Сегодня утром был на вокзале и закупил ряд книг: два тома сборников «Фиорды»[51], три тома Бунина и один том Чирикова[52]. Чехова кончаю, пришлю на днях.
А я без твоих писем уже пять дней. Только бы они не затерялись, хоть поздно, но дошли бы до меня! Я сильно боюсь, что они застрянут в Баре, а, может быть, и туда не дойдут. Ты, Шурочка, непременно, когда отсюда уеду, пиши в действующую армию и на оборотной стороне отметь свой адрес. Если не найдут, то вернут тебе. Прощай, моя единственная Шурочка. Моя хорошая, прощай!
2-го сентября пусть будет у нас праздник*.
Опять холодно, хотя ясно. Главного почти не вижу, не хожу в канцелярию. За полторы недели видел раза три.

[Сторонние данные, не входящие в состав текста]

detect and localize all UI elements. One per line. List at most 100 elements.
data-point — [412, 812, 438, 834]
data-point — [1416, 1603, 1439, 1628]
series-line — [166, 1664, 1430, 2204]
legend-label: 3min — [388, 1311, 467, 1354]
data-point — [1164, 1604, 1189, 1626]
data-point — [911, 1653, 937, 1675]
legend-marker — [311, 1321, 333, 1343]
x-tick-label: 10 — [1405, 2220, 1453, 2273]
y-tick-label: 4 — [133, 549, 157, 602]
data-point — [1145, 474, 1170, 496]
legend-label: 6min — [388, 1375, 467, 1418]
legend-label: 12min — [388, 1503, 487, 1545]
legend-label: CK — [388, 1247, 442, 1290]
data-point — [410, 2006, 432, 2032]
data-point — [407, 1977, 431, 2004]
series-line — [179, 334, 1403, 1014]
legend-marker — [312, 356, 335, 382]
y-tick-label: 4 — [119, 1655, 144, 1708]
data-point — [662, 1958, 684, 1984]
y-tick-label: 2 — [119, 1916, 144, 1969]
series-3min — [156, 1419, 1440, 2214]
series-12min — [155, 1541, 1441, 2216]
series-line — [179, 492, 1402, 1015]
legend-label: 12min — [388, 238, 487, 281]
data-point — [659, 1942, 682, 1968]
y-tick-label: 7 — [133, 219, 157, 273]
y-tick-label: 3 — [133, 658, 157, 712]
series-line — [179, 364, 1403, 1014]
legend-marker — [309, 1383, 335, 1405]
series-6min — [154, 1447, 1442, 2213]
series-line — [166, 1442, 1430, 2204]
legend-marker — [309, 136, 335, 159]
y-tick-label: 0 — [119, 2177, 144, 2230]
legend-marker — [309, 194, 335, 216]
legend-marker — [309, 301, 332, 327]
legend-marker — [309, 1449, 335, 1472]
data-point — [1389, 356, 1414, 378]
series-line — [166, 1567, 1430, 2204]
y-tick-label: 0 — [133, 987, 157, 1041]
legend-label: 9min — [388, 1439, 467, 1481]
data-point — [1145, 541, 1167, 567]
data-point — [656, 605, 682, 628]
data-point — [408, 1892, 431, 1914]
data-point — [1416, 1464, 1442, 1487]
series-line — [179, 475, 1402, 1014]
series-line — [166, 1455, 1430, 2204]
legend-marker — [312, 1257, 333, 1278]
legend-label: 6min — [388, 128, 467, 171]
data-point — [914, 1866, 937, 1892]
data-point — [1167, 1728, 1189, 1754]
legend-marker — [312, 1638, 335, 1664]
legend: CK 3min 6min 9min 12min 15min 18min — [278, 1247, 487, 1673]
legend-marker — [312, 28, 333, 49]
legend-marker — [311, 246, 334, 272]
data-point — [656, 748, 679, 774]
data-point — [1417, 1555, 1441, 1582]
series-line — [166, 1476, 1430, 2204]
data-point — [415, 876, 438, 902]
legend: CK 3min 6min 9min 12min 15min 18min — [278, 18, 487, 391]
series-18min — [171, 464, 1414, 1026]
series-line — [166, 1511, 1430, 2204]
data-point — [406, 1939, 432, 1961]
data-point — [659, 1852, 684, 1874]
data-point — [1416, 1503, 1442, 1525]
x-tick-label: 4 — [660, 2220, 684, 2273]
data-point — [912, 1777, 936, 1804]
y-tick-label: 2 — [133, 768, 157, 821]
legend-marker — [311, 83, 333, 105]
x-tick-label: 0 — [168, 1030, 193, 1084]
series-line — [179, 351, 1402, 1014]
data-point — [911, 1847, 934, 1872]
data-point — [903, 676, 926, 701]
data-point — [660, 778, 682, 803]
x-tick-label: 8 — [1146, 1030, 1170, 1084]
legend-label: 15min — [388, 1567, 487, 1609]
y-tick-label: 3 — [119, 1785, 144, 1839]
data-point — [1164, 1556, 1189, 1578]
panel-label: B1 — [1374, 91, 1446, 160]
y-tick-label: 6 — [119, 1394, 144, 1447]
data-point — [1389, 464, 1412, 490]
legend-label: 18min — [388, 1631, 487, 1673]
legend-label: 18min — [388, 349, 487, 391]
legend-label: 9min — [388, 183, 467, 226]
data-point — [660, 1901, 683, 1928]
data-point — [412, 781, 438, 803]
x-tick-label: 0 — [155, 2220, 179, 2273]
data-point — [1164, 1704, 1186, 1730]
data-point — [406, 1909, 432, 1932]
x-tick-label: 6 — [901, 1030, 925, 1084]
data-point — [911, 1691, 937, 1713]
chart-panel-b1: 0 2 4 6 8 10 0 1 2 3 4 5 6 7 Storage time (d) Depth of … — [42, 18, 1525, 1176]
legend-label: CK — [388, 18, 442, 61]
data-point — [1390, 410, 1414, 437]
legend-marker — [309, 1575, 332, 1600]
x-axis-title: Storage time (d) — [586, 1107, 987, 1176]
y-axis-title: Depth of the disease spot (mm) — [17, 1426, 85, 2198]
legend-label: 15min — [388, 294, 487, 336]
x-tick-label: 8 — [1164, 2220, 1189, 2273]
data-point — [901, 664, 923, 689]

Масса яблок и груш. 100 помидор – 11 коп. <…>
* Далее приписки на полях письма.
Воронеж, 30-го августа 1919.
Дорогая Шурочка.
Все-таки пока остаемся в Воронеже. Только что получена телеграмма из Москвы с приказанием немедленно здесь развернуться четырем запасным госпиталям, в том числе и нашему. Очевидно, нас здесь задержат вплоть до формирования предполагаемых эвакуационных госпиталей! Завтра утром энергично будем себе искать помещение, должно быть, «Францию», а к вечеру начнем перебираться. Если не завтра, то уж непременно послезавтра, на этот раз серьезно. Итак, суждены нам благие порывы! По крайней мере, хоть мать останется довольна, что я вне опасности. Она так надеялась, что я останусь в Воронеже.
Неужели здесь моя работа более нужна, чем была бы в Морозовской больнице!? Как это всё нелепо.
Милая Шурочка, сюрпризом для меня было твое письмо, которое я не ожидал получить так рано. А ты уже четыре письма отправила в Бар? Где же ты успела написать? Бедный я, неужели они затеряются? Напишу еще раз Ал. Аф-чу.
47
В. М. Овчинникова, врач-ассистент Морозовской больницы, подруга Ал. Ив.
48
мера = 1 четверик (4 пуда или 26,2387 л), 1 пуд = 16,38 кг.
49
2 сентября 1913 г. состоялось взаимное признание влюбленных. Этот день стал для них ежегодным семейным праздником.
50
Е. А. Сионицкая, врач-ассистент Морозовской больницы.
51
Фиорды. Датские, норвежские, шведские писатели в переводах А. и П. Ганзен. Сб. 1–2. СПб., 1909; 2-е изд. – 1910.
52
Чириков Е. Н. Собр. соч.: В 17 т. М., 1910–1916.